Just as people need a mix of nutrients – fats, protein, fiber – to stay healthy, plants also need a variety of nutrients to thrive. Nitrogen and phosphorus are among the most important. 

Nitrogen-fixing trees have nodules on their roots that house bacteria. The trees feed the bacteria carbon, and in exchange, the bacteria convert nitrogen in the atmosphere into a form that the tree can use for food. This process, called nitrogen fixation, allows nitrogen-fixing trees to self-fertilize, speeding growth while increasing carbon storage.

New research shows that nitrogen fixers are also able to ‘unlock’ phosphorus ­­– an essential plant nutrient that is scarce in tropical soils – by altering soil chemistry around their roots. Fixers make the soil more acidic, which speeds weathering and releases vital nutrients. By increasing nutrient availability, fixers fertilize the soil, enhance plant growth and carbon storage, and support a diversity of species.

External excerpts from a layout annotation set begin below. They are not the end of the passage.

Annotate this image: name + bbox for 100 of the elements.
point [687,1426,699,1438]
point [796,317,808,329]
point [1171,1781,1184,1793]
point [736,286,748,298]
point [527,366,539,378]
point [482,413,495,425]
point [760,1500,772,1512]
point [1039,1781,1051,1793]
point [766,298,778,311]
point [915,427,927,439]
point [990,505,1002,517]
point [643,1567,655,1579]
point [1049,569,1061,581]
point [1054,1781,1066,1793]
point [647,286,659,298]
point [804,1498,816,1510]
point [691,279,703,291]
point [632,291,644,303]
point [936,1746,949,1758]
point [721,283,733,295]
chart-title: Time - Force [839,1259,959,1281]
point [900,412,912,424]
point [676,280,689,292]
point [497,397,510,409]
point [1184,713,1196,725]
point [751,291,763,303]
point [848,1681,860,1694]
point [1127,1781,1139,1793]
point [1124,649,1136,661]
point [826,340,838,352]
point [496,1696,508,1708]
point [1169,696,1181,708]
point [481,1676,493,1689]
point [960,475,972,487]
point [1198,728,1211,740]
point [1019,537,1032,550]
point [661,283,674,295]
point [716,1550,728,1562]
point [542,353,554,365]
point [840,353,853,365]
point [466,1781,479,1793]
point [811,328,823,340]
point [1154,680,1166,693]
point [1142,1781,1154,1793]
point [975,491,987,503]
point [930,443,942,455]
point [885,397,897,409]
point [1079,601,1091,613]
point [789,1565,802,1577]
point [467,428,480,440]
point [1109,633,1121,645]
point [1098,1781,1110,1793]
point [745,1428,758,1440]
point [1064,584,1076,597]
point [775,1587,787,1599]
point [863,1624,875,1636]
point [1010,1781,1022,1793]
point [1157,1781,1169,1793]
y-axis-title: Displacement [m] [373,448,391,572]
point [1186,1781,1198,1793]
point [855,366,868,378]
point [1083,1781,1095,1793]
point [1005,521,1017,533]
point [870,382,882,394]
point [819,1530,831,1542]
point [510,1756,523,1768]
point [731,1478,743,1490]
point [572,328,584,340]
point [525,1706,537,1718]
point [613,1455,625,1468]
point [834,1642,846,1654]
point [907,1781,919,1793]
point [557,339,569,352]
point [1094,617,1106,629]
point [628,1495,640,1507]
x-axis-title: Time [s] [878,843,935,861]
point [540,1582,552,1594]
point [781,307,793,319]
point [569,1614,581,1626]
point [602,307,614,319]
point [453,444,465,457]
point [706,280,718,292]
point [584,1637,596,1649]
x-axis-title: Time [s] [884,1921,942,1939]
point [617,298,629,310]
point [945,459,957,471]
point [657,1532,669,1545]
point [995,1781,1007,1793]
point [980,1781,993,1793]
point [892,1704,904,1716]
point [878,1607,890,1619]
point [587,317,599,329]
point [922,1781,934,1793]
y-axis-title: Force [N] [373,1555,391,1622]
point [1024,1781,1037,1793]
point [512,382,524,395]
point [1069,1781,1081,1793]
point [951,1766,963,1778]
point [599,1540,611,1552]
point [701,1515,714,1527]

Batterman emphasizes, “Promoting biodiversity is an important goal in reforestation efforts. When a deforested area is replanted with one crop, like a palm plantation, these monocultures do not provide the diversity of habitat needed to support a variety of plants and wildlife. Letting forests regrow naturally is the best way to support biodiversity and ensure future resilience. Active reforestation efforts should take care to plant a mix of tree species, including nitrogen fixers.”

“Restoring tropical forests is a critical step to mitigate climate change impacts,” Batterman concludes. “By protecting existing forests, allowing degraded forests to grow back, avoiding monocultures, and supporting active reforestation strategies – we can protect the global carbon sink.”